Percorso al buio

Percorso al buio

Dialogo nel buio è un percorso sensoriale che si compie all’Istituto dei Ciechi di Milano in totale assenza di luce, accompagnati da guide non vedenti. Giovanni Gastel ci racconta la sua esperienza.
© di Giovanni Gastel Jr

Il buio mi è sempre piaciuto, succedono le cose migliori: si vedono le stelle, arrivano i primi baci e si consumano gli amori giovanili, si accende il cinema, si corre in moto nella notte.
Si possono mascherare le proprie debolezze, le paure. Credersi più grandi di quanto siamo.
Quando poi si è guidati da una donna dalla voce sinuosa e calda, tutto sembra meno nebuloso.

Il bastone che abbiamo impugnato, piccoli esploratori di un mondo in cui abbiamo perso la certezza della vista, ha aiutato parecchio.

Il percorso al buio organizzato per l’occasione da Stefania Nascimbeni con l’Istituto dei ciechi di via Vivaio è stata una magnifica esperienza.
Non credo che la rifarò, mi è bastata l’intensa visione del buio, mi rimarrà dentro, perché ripetere un percorso che ha come prima qualità l’essere una novità nella mia vita?
Grazie a tutti, però, chapeau…

Mi sono mosso all’interno delle vie scure con Chiara sempre vicino, e questo mi è piaciuto: ho capito che è una persona di cui mi posso fidare, è un’amica, sincera, entusiasta, preziosa.
Il tatto ha funzionato meglio che l’udito, le altre voci erano quasi di disturbo, i profumi erano densi e meravigliosi, mi hanno portato nelle piantagioni di caffè, e nei peggiori bar di Milano vecchia, dove punkabbestia senza soldi bevevano sambuca nelle mattinate di sole tra le macerie della mia giovinezza.
Ecco che poi si sale su di una barca e tutto diventa una scoperta fantastica e iperreale al tempo stesso: il rumore del motore, l’aria marina che ti soffia in faccia, un’ideale isola da raggiungere: lì mi sono sentito a casa. Per questo motivo ho chiuso gli occhi inutili e ho appoggiato il mento sulle mani che tenevano il bastone: mi sono sentito a casa, per mare, per una volta. Infinitamente…
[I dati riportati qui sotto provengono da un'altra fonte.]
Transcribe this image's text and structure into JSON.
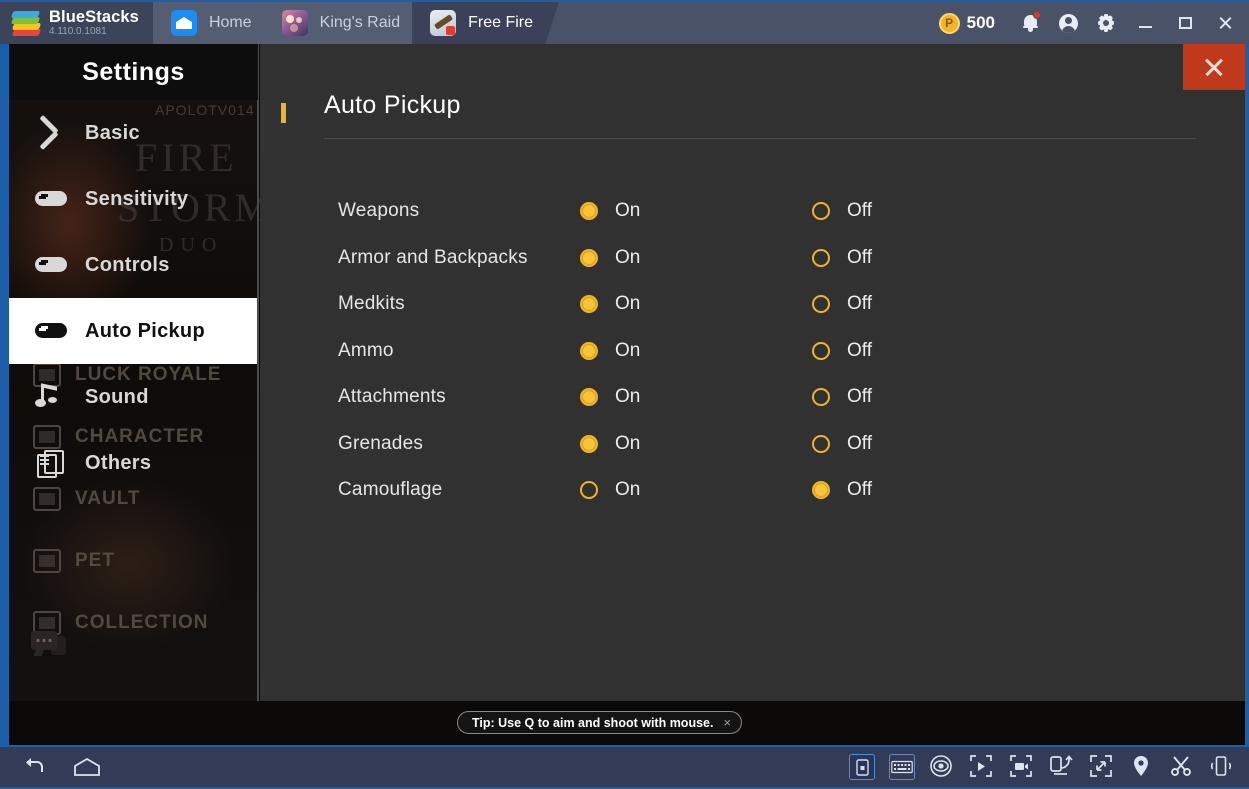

Alla fine del percorso sono arrivato a un bar, anche i piccoli gruppi che ci precedevano erano lì, tutti al buio, a parlare, a raccontare l’esperienza appena vissuta. Tutti entusiasti, un po’ enfatici, forse.
Ero seduto su una sedia, ma mentre nessuno mi vedeva ho appoggiato la faccia sulle braccia incrociate sopra il bancone, stanco, stremato per aver acceso sensi che di solito rimangono un po’ assopiti durante il giorno.
Sentivo le voci degli altri e mi sono ritrovato nella mia infanzia perduta.
Il volto tra le mani, accucciato sulla sedia, ordinando un’acqua naturale, mi sono venuti in mente i grandi pranzi degli zii con mio padre, le loro voci che si perdevano nel fragore delle risate, delle battute.

Io stavo spesso raggomitolato sopra una poltrona poco distante e ascoltavo il vociare allegro, mi destavo un poco quando per un istante che sembrava eterno, tutti facevano silenzio: in quel momento alzavo la testa e li guardavo, i grandi, per capire se fosse successo qualcosa. Ma appena riprendevano a parlare capivo che era passato, che tutto andava bene, che quel posto era sicuro e io potevo riposare sulla poltrona, e riprendevo il mio sonnecchiare, distante, immaginando che un giorno avrei preso posto alla tavola dei grandi.

Per questo motivo, dopo aver bevuto la mia acqua e aver ascoltato l’incastro delle voci degli altri scrittori, gli amici di Stefania, simpatici, cordiali, ben disposti, me ne sono andato.
Mi dispiace di averlo fatto, ma quel vocio allegro mi riportava in una dimensione che avevo quasi dimenticato. Mi è sembrato di perdere la mia maturità, di ritornare a quell’infanzia in cui non avevo ancora posto tra i grandi e questo, oggi, non posso più farlo.
Grazie di cuore a tutti, è stata un’esperienza memorabile e intensa. Indimenticabile.